Really, imagine the howling outrage if a bunch of rich, posh people launched a campaign asking for the state to show more generosity towards them over their £1 million pensions.

Well, you don’t need to imagine, because such a campaign is indeed underway, launched recently by a trade union.

That union is the British Medical Association (BMA) and the pension millionaires it’s fighting for are doctors. The BMA has launched a low-key lobbying effort aimed at MPs, urging them to put pressure on ministers to allow doctors to amass even larger pensions. Doing so would, of course, impose a cost on the state and therefore the taxpayer, since it would entail the Exchequer forgoing the tax it would otherwise collect from doctors’ pensions.

Unless the Government eases the tax charges faced by doctors on pensions over £1,073,100, the union says, even more doctors will simply take their money and walk away into early retirement. The average age of retirement for medics is now 59 and falling.

To be clear, hitting the £1 million limit isn’t a rare thing for doctors: it’s a common concern for medics.

A BMA survey of doctors found that 72 per cent are more likely to retire because ministers have frozen the level of the lifetime allowance until 2026.

‘More and more senior NHS workers are being pushed to reduce their workloads or retire early,’ says a BMA invite to MPs to attend a pensions briefing in Parliament next week.

You might have thought the reason you can’t easily see a doctor is that medics are being driven out of the profession by intolerable workloads, or that not enough doctors are being recruited and trained. You might think that because the BMA is always vocal about such things, and rightly so, for those are indeed real issues that must be addressed.

But the union makes rather less effort to draw attention to the fact that shortages of senior doctors also arise because many of them quite literally have too much money in their pensions. The latest BMA lobbying campaign seems to have been launched without a press release or other public announcement.

Instead of bothering with the general public, the BMA is instead encouraging doctors to contact their MPs directly with a pre-written warning that the taxation of £1 million pensions will lead doctors to retire.
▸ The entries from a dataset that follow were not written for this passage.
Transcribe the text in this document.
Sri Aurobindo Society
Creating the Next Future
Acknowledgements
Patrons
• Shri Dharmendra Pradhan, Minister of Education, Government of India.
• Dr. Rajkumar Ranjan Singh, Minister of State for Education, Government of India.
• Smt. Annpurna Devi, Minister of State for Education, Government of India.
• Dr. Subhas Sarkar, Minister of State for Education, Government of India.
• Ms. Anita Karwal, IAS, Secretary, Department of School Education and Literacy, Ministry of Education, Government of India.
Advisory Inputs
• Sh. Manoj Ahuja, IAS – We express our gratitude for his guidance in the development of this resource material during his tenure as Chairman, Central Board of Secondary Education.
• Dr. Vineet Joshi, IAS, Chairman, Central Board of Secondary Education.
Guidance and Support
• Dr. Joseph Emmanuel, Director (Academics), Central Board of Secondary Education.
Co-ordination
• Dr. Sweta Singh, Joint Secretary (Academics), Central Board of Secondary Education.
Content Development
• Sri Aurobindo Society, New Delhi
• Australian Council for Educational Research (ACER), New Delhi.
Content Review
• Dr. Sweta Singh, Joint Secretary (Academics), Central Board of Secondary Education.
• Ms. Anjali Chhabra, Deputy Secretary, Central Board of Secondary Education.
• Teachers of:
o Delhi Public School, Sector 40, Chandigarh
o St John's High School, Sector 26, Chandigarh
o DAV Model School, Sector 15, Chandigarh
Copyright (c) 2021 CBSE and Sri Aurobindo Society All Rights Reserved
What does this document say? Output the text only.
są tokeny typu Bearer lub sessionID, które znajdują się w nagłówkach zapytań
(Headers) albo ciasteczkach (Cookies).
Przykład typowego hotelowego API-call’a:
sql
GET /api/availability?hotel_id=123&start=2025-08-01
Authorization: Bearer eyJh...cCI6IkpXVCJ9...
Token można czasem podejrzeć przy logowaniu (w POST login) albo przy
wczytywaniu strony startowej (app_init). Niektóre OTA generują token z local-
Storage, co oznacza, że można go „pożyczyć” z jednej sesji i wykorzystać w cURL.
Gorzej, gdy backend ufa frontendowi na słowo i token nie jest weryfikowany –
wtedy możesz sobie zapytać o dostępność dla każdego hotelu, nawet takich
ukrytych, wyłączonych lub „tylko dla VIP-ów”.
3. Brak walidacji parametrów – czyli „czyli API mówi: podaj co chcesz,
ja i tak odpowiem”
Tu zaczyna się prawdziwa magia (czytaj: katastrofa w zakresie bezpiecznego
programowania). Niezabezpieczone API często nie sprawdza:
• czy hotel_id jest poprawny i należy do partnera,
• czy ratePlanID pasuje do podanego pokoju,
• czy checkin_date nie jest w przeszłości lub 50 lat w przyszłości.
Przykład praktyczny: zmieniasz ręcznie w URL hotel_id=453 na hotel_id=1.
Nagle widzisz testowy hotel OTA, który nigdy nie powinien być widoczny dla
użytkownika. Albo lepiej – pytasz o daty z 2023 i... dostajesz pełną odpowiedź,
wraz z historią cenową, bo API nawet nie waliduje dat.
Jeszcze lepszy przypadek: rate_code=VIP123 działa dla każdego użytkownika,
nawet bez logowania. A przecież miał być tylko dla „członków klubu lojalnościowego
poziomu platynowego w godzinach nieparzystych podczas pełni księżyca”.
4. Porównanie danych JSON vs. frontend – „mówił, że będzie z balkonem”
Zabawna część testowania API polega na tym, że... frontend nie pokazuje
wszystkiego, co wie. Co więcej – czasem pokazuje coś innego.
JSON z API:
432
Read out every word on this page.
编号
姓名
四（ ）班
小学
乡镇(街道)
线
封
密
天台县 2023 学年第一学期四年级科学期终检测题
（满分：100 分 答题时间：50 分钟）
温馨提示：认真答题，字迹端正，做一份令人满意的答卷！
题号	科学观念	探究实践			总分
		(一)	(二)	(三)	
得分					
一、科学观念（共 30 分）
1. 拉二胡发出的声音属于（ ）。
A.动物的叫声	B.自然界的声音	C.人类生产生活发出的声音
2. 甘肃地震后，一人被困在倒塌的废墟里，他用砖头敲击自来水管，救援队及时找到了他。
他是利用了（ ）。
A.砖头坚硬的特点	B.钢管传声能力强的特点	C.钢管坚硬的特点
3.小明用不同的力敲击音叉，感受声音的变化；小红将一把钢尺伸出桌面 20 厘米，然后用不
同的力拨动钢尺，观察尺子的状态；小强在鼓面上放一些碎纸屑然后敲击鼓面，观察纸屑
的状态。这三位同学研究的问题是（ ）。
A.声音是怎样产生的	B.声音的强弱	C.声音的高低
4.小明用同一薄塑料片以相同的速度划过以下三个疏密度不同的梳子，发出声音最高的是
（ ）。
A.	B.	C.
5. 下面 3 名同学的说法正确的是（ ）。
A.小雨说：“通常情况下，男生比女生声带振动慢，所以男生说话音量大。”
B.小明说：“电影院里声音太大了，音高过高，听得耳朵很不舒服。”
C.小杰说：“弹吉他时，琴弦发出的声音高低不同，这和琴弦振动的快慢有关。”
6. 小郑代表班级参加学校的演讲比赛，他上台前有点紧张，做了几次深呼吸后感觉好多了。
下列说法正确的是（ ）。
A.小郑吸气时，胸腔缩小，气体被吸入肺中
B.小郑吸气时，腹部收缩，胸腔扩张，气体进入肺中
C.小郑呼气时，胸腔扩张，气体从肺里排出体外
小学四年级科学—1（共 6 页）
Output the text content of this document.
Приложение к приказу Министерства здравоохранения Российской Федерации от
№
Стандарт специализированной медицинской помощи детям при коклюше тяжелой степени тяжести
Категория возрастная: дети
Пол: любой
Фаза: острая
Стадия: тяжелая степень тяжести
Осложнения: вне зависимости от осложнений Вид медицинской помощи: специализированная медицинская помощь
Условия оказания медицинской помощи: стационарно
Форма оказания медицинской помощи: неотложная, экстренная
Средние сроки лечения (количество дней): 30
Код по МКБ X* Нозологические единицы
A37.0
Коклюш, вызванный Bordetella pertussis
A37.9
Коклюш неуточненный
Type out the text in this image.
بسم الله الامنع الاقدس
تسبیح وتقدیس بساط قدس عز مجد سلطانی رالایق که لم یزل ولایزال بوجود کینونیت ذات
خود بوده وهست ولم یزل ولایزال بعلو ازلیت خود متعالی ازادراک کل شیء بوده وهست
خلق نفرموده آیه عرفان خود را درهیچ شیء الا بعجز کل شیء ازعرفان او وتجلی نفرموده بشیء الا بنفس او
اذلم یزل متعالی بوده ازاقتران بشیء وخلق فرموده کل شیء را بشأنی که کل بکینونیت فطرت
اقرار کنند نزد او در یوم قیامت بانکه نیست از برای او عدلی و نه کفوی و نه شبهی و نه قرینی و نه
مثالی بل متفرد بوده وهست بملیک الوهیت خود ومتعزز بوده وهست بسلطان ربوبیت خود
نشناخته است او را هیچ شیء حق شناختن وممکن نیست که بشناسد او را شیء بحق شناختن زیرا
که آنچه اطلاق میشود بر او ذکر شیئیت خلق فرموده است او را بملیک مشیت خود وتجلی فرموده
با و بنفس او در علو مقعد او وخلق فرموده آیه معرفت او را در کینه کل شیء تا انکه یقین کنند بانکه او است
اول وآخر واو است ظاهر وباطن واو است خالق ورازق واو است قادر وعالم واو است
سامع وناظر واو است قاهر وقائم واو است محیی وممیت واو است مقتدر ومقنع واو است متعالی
If nothing else, such messages must add some variety to parliamentary inboxes overflowing with messages from constituents worried about paying their bills or feeding their children.

The tax treatment of large pensions is very complicated. The fundamental issues of the BMA lobbying campaign aren’t. People who have amassed pension wealth beyond the wildest dreams of most workers are asking the state to show greater generosity towards them over that wealth. If they don’t get it, they say they will give up treating patients and walk away with their £1 million pensions.

And don’t be surprised if this approach works. A government that wants to maximise the number of doctors at work realistically has few ways to address the early retirement of medics other than greater leniency on their pension bills. So, a country where real wages are falling, and growing numbers of people face real economic pain, may soon have to devote more of its resources to some of the richest members of its population. Truly, the cost-of-living crisis takes many forms.